L’œuvre de Cédric Kahn n’est pas la plus commentée du cinéma français, mais elle n’en demeure pas moins riche et variée. Metteur en scène et scénariste capable de voguer vers les eaux du thriller (Roberto Succo, Feux rouges), la fable onirique (L’Avion), le drame intimiste (La Prière), aussi bien que le questionnement érotique (L’Ennui), pour autant on ne l’attendait pas forcément aux abords d’un genre aussi balisé que le récit de crise familiale.

Affiche officielle

CHER KAHN

Avec Fête de famille, le réalisateur se met en scène pour la première fois, et introduit dans son travail une réflexion ludique sur la mise en scène comme prise de pouvoir, comme dialogue entre réalité et vérité. À première vue, rien ne distingue la famille d’Andréa (Catherine Deneuve) de milliers d’autres : déclassement inexorable d’un noyau bourgeois, disparités d’aspirations et de revenus, rancoeurs plus ou moins dissimulées… le spectateur craint un temps d’être englué dans des marécages trop connus, jusqu’à ce que Romain (Vincent Macaigne) sorte sa caméra et que Claire (Emmanuelle Bercot) piétine la fourmilière familiale, en rappelant qu’on l’a jadis spoiliée, de fort vicieuse manière.

 

photo, Catherine DeneuveUne matriarche pas tout à fait bienveillante

 

Car il n’est pas question dans Fête de famille d’un banal trauma qui ressurgirait ou d’une vengeance symbolique à accomplir, les humains réunis ici sont liés, broyés et finalement réunis par un pacte autrement plus cruel, sourd, et implacable. Le film de Kahn, loin de jouer une énième variante des veuleries de la bourgeoisie française, ausculte un mal terriblement insidieux. Comment des gens qui s’aiment, s’aiment sincèrement, peuvent-ils de concert, décider de sacrifier l’un d’entre eux pour préserver le confort, moral et matériel, de leurs existences ? C’est l’interrogation que porte chaque protagoniste, à un niveau de responsabilité différent.

 

photo, Emmanuelle BercotCelle par qui le scandale arrive

 

ALLONS ENFANTS DE LA FRATRIE

Pour répondre à cette question, le cinéaste paraît s’inspirer grandement de Tennessee Williams et de son théâtre qui manie simultanément l’éclat des passions ombrageuses et les ténèbres de la névrose.
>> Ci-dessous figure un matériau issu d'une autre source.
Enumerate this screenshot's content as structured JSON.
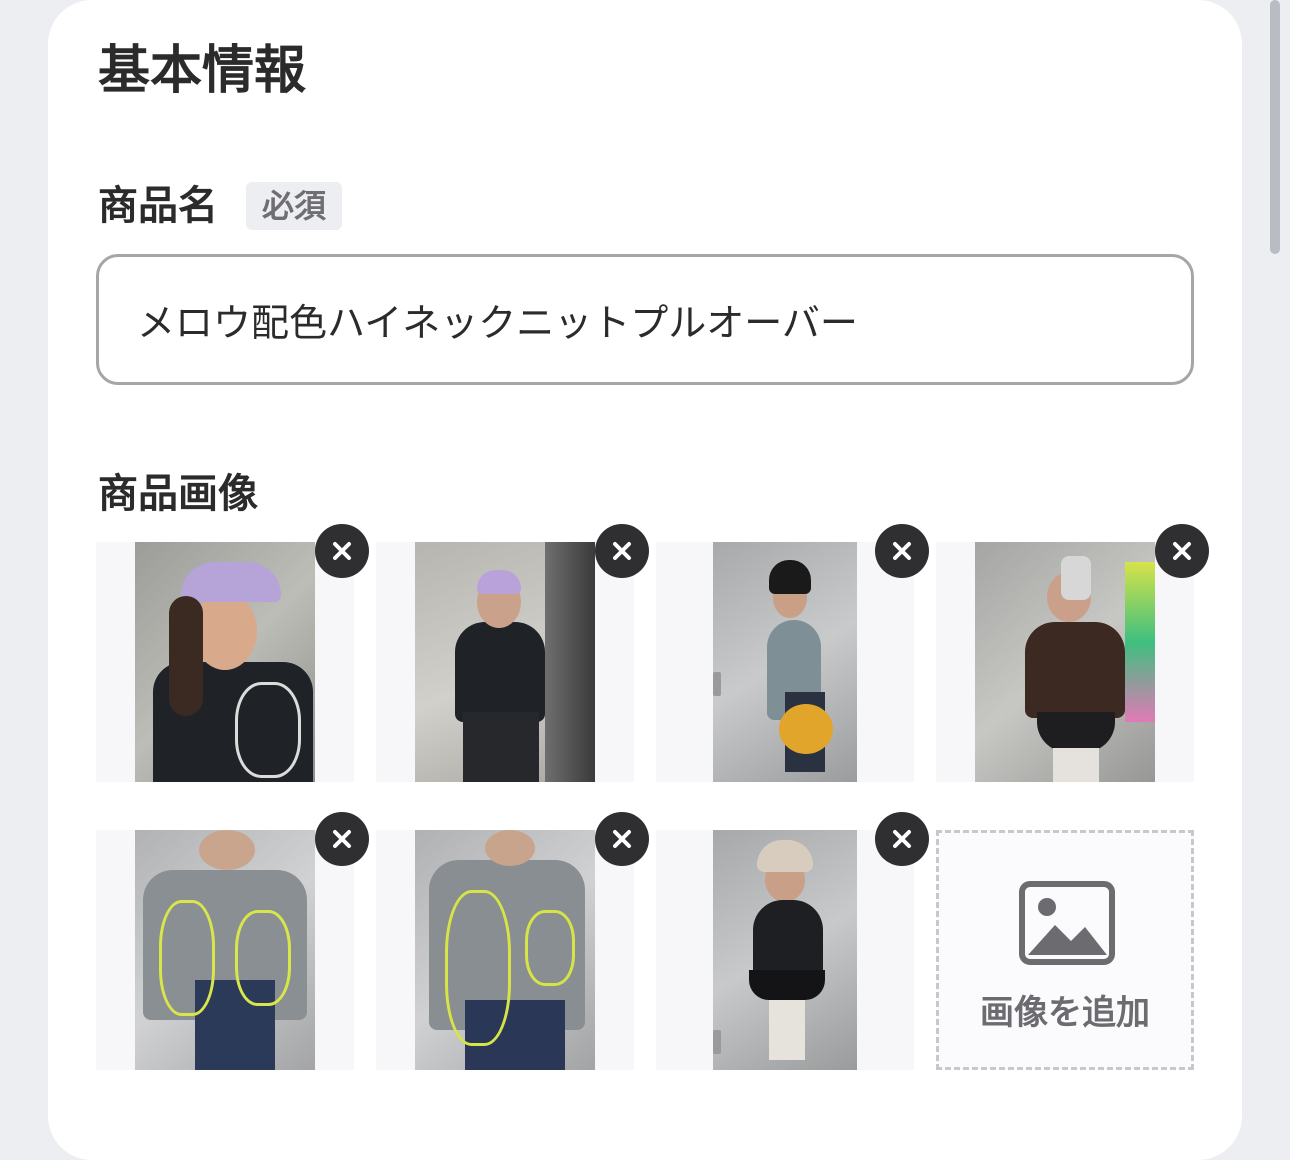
{
  "section": {
    "title": "基本情報"
  },
  "product_name": {
    "label": "商品名",
    "required_badge": "必須",
    "value": "メロウ配色ハイネックニットプルオーバー"
  },
  "product_images": {
    "label": "商品画像",
    "items": [
      {
        "icon": "photo-thumbnail",
        "remove_icon": "close-icon"
      },
      {
        "icon": "photo-thumbnail",
        "remove_icon": "close-icon"
      },
      {
        "icon": "photo-thumbnail",
        "remove_icon": "close-icon"
      },
      {
        "icon": "photo-thumbnail",
        "remove_icon": "close-icon"
      },
      {
        "icon": "photo-thumbnail",
        "remove_icon": "close-icon"
      },
      {
        "icon": "photo-thumbnail",
        "remove_icon": "close-icon"
      },
      {
        "icon": "photo-thumbnail",
        "remove_icon": "close-icon"
      }
    ],
    "add_button": {
      "label": "画像を追加",
      "icon": "image-icon"
    }
  },
  "colors": {
    "background": "#eceef1",
    "card": "#ffffff",
    "text": "#2b2b2b",
    "remove_button": "#2f2f32"
  }
}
Entre cette femme que tout le monde est trop content de pointer du doigt comme la figure de l’hystérique (éclatante Bercot) et cette mère adulée malgré la froideur avec laquelle dispose de ses enfants comme de marionnettes (Deneuve), on retrouve la grâce poisseuse de La Ménagerie de Verre. Séquence après séquence, la mise en scène et le scénario mettent à nu cette personnalité d’enfant spectaculaire et abrasive, abattant un à un les clichés que le spectateur est initialement appelé à appréhender. Derrière cette femme prête à imploser, quitte à emporter dans sa colère tous les siens, se dessine le portrait pointilliste d’un coeur piétiné, une héroïne aux élans Cassavetesiens.

 

photo, Vincent MacaigneQuand un cinéaste frustré veut faire la loi

 

Kahn sait convoquer la peinture de caractères de Williams, mais il sait aussi s’inspirer de la dramaturgie propre au théâtre, pour la sublimer. Non pas qu’il se contente d’enchaîner les saynètes rigides ou statiques, mais il développe un art évident de la composition, comme si au sein d’un cadre imperturbablement fixe (symbolisant la famille) il prenait un soin chirurgical à observer les personnages saturer et vriller l’espace. Le résultat est précis, souvent glaçant. Mais la caméra sait aussi s’amuser des balances de point, jouer avec la frontière du cadre, épouser les explosions nerveuses de ses personnages, ou simplement la course effrénée de deux mômes dans un jardin. Ainsi, la tragédie théâtrale de Cédric Kahn laisse place à la fièvre.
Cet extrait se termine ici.